Le due Asl stanno per firmare un accordo: le trombolisi sui malati di una parte della regione vicina si eseguiranno al Mazzini

TERAMO. Pazienti controcorrente. Se è ormai scontato pensare a un flusso costante di pazienti che dalla provincia di Teramo per alcune malattie vanno a farsi curare nelle Marche, adesso viene codificato anche il contrario. E’ quanto accade per la radiologia vascolare del Mazzini da anni ormai punto di riferimento in regione per gli ictus in fase acuta e iperacuta.

E adesso lo diventerà anche per le basse Marche. Il primario della radiologia, Vincenzo Di Egidio, l’unità operativa complessa in cui è inserita quella semplice di radiologia vascolare diretta da Edoardo Puglielli, annuncia che la Asl di Teramo sta per siglare un accordo di collaborazione con le Marche.

«Già sono arrivati all’ospedale di Teramo i primi pazienti, per ora ne abbiamo trattati tre», esordisce Di Egidio, che ha fatto il suo esordio proprio come responsabile di questa unità, per poi diventare primario radiologo a Pescara e quindi tornare nella radiologia di Teramo, «si sta infatti siglando un accordo con l’area vasta del Sud delle Marche per il trattamento endovascolare degli ictus. Tutto è nato in occasione di un congresso sull’ictus in cui con i colleghi marchigiani abbiamo discusso della possibilità di avviare questa collaborazione in quanto loro in quell’area non hanno un neuroradiologo interventista. Ora l’accordo è all’attenzione dei due direttori generali che sigleranno l’intesa». Sostanzialmente la radiologia vascolare fa procedure mini-invasive per via percutanea, senza bisogno di effettuare un accesso chirurgico. E' il reparto in cui si curano gli ictus con la trombolisi, cioè una disostruzione endovascolare in anestesia totale, che si pratica dopo la terza ora quando il trattamento farmacologico non è più possibile o non ha sortito l’effetto desiderato.

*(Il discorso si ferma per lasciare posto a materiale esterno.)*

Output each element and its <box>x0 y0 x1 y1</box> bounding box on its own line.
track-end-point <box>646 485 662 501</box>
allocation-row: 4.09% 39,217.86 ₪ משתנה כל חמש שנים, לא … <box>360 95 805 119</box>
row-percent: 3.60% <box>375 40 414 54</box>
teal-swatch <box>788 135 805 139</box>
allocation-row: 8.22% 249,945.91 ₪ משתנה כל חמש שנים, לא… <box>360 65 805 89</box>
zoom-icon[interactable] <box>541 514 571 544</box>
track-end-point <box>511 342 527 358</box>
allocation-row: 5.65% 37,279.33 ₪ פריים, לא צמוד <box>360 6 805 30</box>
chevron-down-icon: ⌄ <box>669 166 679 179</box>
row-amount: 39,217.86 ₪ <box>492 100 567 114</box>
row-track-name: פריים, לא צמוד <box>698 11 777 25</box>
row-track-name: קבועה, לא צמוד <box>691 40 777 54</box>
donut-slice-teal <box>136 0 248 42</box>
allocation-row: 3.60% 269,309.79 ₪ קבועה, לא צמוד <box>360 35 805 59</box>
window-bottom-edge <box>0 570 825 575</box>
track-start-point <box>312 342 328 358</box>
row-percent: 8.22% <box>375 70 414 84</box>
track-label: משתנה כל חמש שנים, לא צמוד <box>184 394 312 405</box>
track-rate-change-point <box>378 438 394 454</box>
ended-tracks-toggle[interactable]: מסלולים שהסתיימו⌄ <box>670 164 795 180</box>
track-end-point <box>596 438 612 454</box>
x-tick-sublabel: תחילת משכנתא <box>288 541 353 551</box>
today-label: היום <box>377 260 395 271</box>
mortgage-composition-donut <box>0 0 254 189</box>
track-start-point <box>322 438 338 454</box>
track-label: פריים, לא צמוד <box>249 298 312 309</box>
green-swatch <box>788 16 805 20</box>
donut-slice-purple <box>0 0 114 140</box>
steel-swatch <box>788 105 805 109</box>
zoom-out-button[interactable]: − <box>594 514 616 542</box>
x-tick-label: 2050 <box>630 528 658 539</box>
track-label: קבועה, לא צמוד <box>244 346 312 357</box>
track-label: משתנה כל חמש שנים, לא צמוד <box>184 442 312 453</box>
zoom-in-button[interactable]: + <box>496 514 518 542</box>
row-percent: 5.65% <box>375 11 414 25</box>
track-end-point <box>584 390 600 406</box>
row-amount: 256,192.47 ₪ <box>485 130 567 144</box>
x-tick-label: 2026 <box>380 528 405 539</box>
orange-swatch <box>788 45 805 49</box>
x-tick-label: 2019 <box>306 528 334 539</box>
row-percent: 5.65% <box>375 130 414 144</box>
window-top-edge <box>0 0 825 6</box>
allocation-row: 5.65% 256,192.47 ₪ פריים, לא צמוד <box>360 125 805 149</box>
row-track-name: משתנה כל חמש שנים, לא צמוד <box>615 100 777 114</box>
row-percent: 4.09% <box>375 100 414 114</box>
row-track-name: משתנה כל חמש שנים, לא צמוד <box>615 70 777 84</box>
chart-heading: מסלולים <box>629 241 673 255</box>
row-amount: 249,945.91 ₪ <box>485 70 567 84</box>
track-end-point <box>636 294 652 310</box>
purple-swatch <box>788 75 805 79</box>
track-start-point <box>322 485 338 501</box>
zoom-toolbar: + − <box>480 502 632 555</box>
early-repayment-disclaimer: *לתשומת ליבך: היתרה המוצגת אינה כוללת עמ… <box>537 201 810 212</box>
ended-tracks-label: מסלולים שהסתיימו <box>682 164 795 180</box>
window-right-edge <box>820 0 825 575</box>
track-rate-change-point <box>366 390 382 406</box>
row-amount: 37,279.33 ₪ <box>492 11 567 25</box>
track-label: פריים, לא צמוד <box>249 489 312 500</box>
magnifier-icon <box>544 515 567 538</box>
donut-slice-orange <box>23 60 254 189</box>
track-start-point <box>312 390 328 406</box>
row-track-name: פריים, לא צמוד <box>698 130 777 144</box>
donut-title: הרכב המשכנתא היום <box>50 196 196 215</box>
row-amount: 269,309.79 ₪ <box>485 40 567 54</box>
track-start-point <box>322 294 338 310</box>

E’ un trattamento in cui il Mazzini è terzo in Italia (dal 2009 ne sono state fatte più di 150), dopo gli ospedali di Modena e Firenze. Basti pensare che da agosto, cioè da quando Di Egidio è tornato a Teramo, sono stati trattati 20 aneurismi e Mav (malformazioni arterovenose) cerebrali e 15 ictus per via endovascolare, tutti provenienti dall’Abruzzo e dalla parte bassa delle Marche. «Uno degli aspetti positivi è che questo flusso, che nei fatti già esiste, contribuisce ad invertire la tendenza alla mobilità passiva verso le Marche», fa notare il primario, «è il risultato di un lavoro di equipe che si svolge con gli anestesisti e rianimatori, neurologi, neurochirurghi e con il pronto soccorso a cui arrivano le emergenze.